Just before Eglinton Avenue West, however, changes in urban planning become evident as, to my right, 321 Chaplin Cres. – which opened as “the Belfontaine” in 1963 – and, to my left, the Mr. Lube oil and tire shop come into view. From Eglinton to Bathurst Street, apartment towers surround the Beltline, and lone joggers and dog-walkers change to families.
One observation after passing Larry Grossman Forest Hill Memorial Arena and the North Preparatory Junior Public School (Page & Steele, 1936): here, as the trail comes very close to the Chaplin Crescent sidewalk, it narrows considerably and looks more like a “desire line” (an unplanned trail created by shortcutting humans) than something official. Here, I think, is an opportunity for branding, for funnelling folks at the bus shelter to skip the bus and walk instead. How about some lighting, logos (a giant colourful belt?) or a gate?
As the Beltline straightens and points due west after Bathurst Street, it’s all houses again. Crossing Old Park Road, it’s nice to see North Prep’s cousin, West Preparatory Junior Public (also Page & Steele, 1941). But there isn’t much trail left: about 400 metres later, I hit a wall, literally, as the checkerboard-patterned soundproofing separating houses from the Allen Expressway abruptly ends my trek. At least someone has scrawled “tout est possible” on the wall to give me encouragement. I check my watch, 3:32 p.m., and my phone, more than 7,000 steps.
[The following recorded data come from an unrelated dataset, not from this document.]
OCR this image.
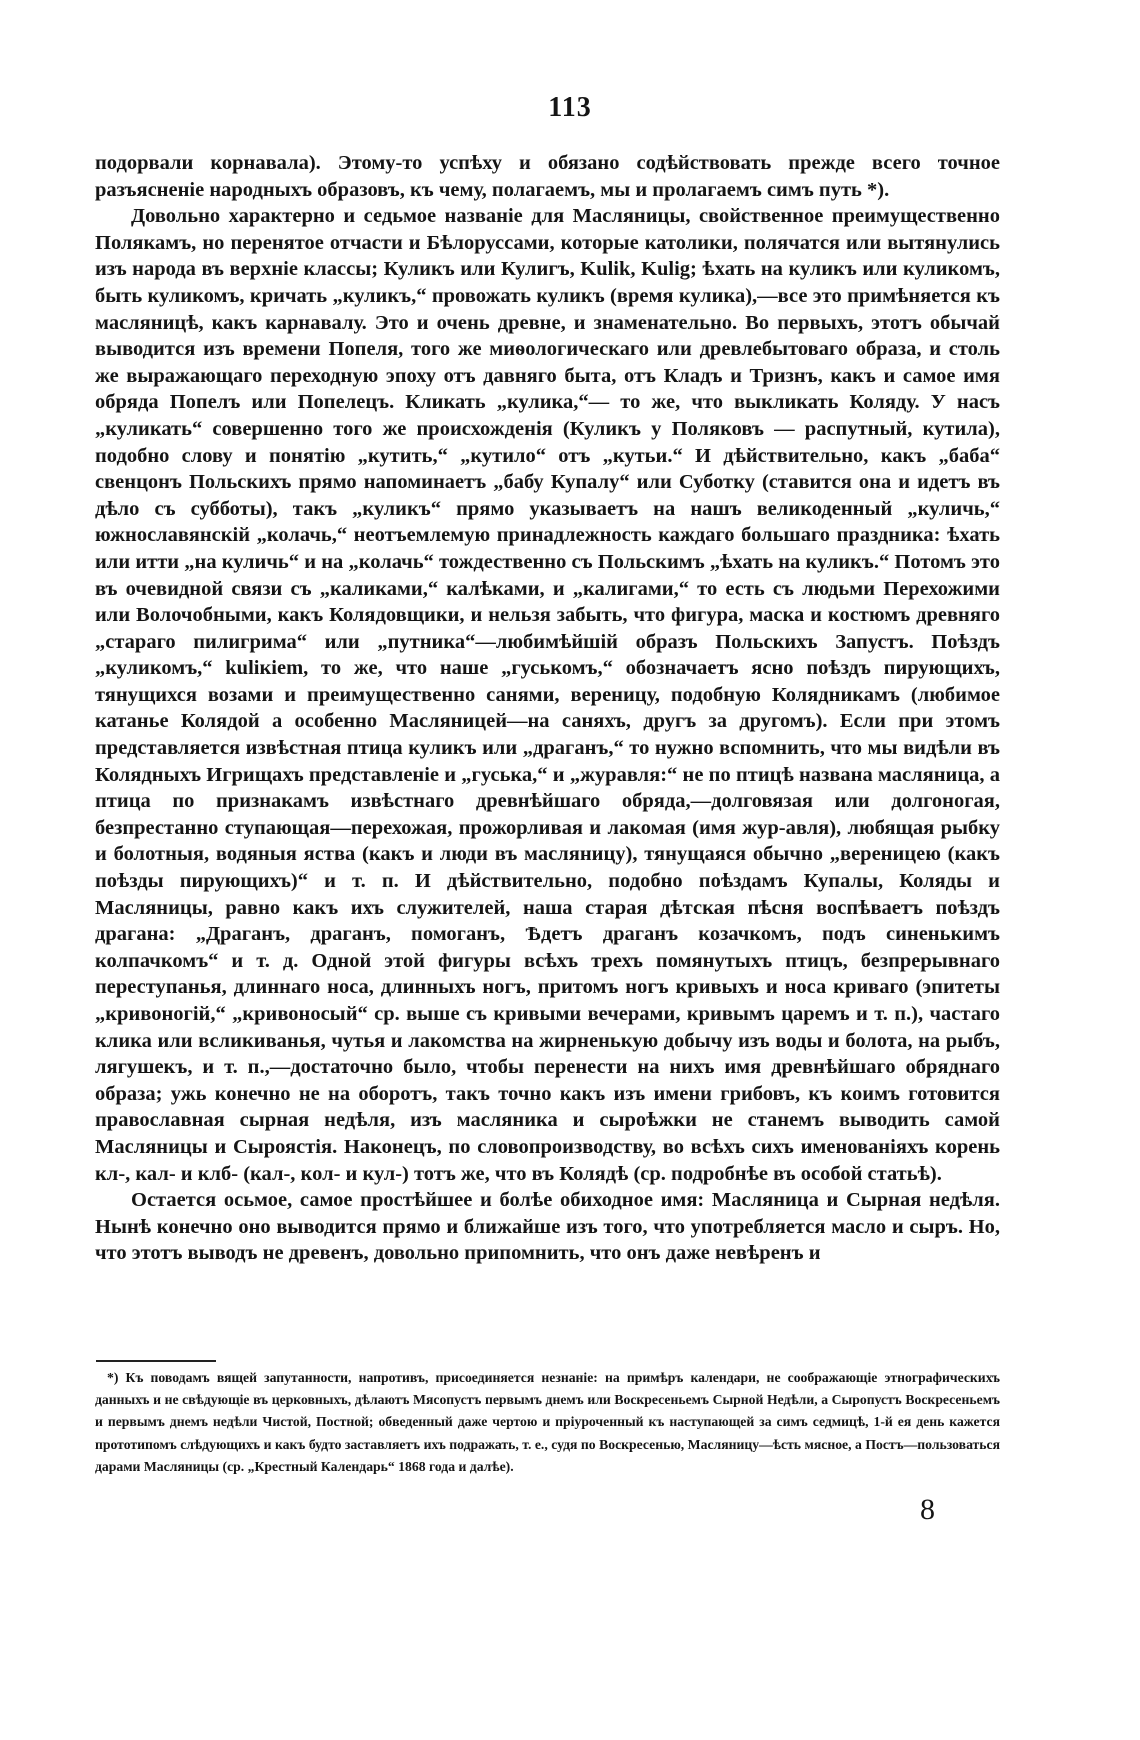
113

подорвали корнавала). Этому-то успѣху и обязано содѣйствовать прежде всего точное разъясненіе народныхъ образовъ, къ чему, полагаемъ, мы и пролагаемъ симъ путь *).

Довольно характерно и седьмое названіе для Масляницы, свойственное преимущественно Полякамъ, но перенятое отчасти и Бѣлоруссами, которые католики, полячатся или вытянулись изъ народа въ верхніе классы; Куликъ или Кулигъ, Kulik, Kulig; ѣхать на куликъ или куликомъ, быть куликомъ, кричать „куликъ,“ провожать куликъ (время кулика),—все это примѣняется къ масляницѣ, какъ карнавалу. Это и очень древне, и знаменательно. Во первыхъ, этотъ обычай выводится изъ времени Попеля, того же миѳологическаго или древлебытоваго образа, и столь же выражающаго переходную эпоху отъ давняго быта, отъ Кладъ и Тризнъ, какъ и самое имя обряда Попелъ или Попелецъ. Кликать „кулика,“— то же, что выкликать Коляду. У насъ „куликать“ совершенно того же происхожденія (Куликъ у Поляковъ — распутный, кутила), подобно слову и понятію „кутить,“ „кутило“ отъ „кутьи.“ И дѣйствительно, какъ „баба“ свенцонъ Польскихъ прямо напоминаетъ „бабу Купалу“ или Суботку (ставится она и идетъ въ дѣло съ субботы), такъ „куликъ“ прямо указываетъ на нашъ великоденный „куличь,“ южнославянскій „колачь,“ неотъемлемую принадлежность каждаго большаго праздника: ѣхать или итти „на куличь“ и на „колачь“ тождественно съ Польскимъ „ѣхать на куликъ.“ Потомъ это въ очевидной связи съ „каликами,“ калѣками, и „калигами,“ то есть съ людьми Перехожими или Волочобными, какъ Колядовщики, и нельзя забыть, что фигура, маска и костюмъ древняго „стараго пилигрима“ или „путника“—любимѣйшій образъ Польскихъ Запустъ. Поѣздъ „куликомъ,“ kuliкiem, то же, что наше „гуськомъ,“ обозначаетъ ясно поѣздъ пирующихъ, тянущихся возами и преимущественно санями, вереницу, подобную Колядникамъ (любимое катанье Колядой а особенно Масляницей—на саняхъ, другъ за другомъ). Если при этомъ представляется извѣстная птица куликъ или „драганъ,“ то нужно вспомнить, что мы видѣли въ Колядныхъ Игрищахъ представленіе и „гуська,“ и „журавля:“ не по птицѣ названа масляница, а птица по признакамъ извѣстнаго древнѣйшаго обряда,—долговязая или долгоногая, безпрестанно ступающая—перехожая, прожорливая и лакомая (имя жур-авля), любящая рыбку и болотныя, водяныя яства (какъ и люди въ масляницу), тянущаяся обычно „вереницею (какъ поѣзды пирующихъ)“ и т. п. И дѣйствительно, подобно поѣздамъ Купалы, Коляды и Масляницы, равно какъ ихъ служителей, наша старая дѣтская пѣсня воспѣваетъ поѣздъ драгана: „Драганъ, драганъ, помоганъ, Ѣдетъ драганъ козачкомъ, подъ синенькимъ колпачкомъ“ и т. д. Одной этой фигуры всѣхъ трехъ помянутыхъ птицъ, безпрерывнаго переступанья, длиннаго носа, длинныхъ ногъ, притомъ ногъ кривыхъ и носа криваго (эпитеты „кривоногій,“ „кривоносый“ ср. выше съ кривыми вечерами, кривымъ царемъ и т. п.), частаго клика или всликиванья, чутья и лакомства на жирненькую добычу изъ воды и болота, на рыбъ, лягушекъ, и т. п.,—достаточно было, чтобы перенести на нихъ имя древнѣйшаго обряднаго образа; ужь конечно не на оборотъ, такъ точно какъ изъ имени грибовъ, къ коимъ готовится православная сырная недѣля, изъ масляника и сыроѣжки не станемъ выводить самой Масляницы и Сыроястія. Наконецъ, по словопроизводству, во всѣхъ сихъ именованіяхъ корень кл-, кал- и клб- (кал-, кол- и кул-) тотъ же, что въ Колядѣ (ср. подробнѣе въ особой статьѣ).

Остается осьмое, самое простѣйшее и болѣе обиходное имя: Масляница и Сырная недѣля. Нынѣ конечно оно выводится прямо и ближайше изъ того, что употребляется масло и сыръ. Но, что этотъ выводъ не древенъ, довольно припомнить, что онъ даже невѣренъ и

*) Къ поводамъ вящей запутанности, напротивъ, присоединяется незнаніе: на примѣръ календари, не соображающіе этнографическихъ данныхъ и не свѣдующіе въ церковныхъ, дѣлаютъ Мясопустъ первымъ днемъ или Воскресеньемъ Сырной Недѣли, а Сыропустъ Воскресеньемъ и первымъ днемъ недѣли Чистой, Постной; обведенный даже чертою и пріуроченный къ наступающей за симъ седмицѣ, 1-й ея день кажется прототипомъ слѣдующихъ и какъ будто заставляетъ ихъ подражать, т. е., судя по Воскресенью, Масляницу—ѣсть мясное, а Постъ—пользоваться дарами Масляницы (ср. „Крестный Календарь“ 1868 года и далѣе).

8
I take city streets back since my plantar fasciitis is begging not renavigate some of the ice sheets I encountered on portions of the trail (I’m sure they’re gone by now) and get back to my car at 4:30 p.m. I decide, however, to walk the little eastern portion of the Beltline since it’s so much fun to look down onto the TTC tracks and Yonge Street, and then poke a little into the cemetery portion. However, that long-overdue espresso is calling.
Happy spring, dear readers! I’ll walk the shorter York Beltline in late summer or early fall.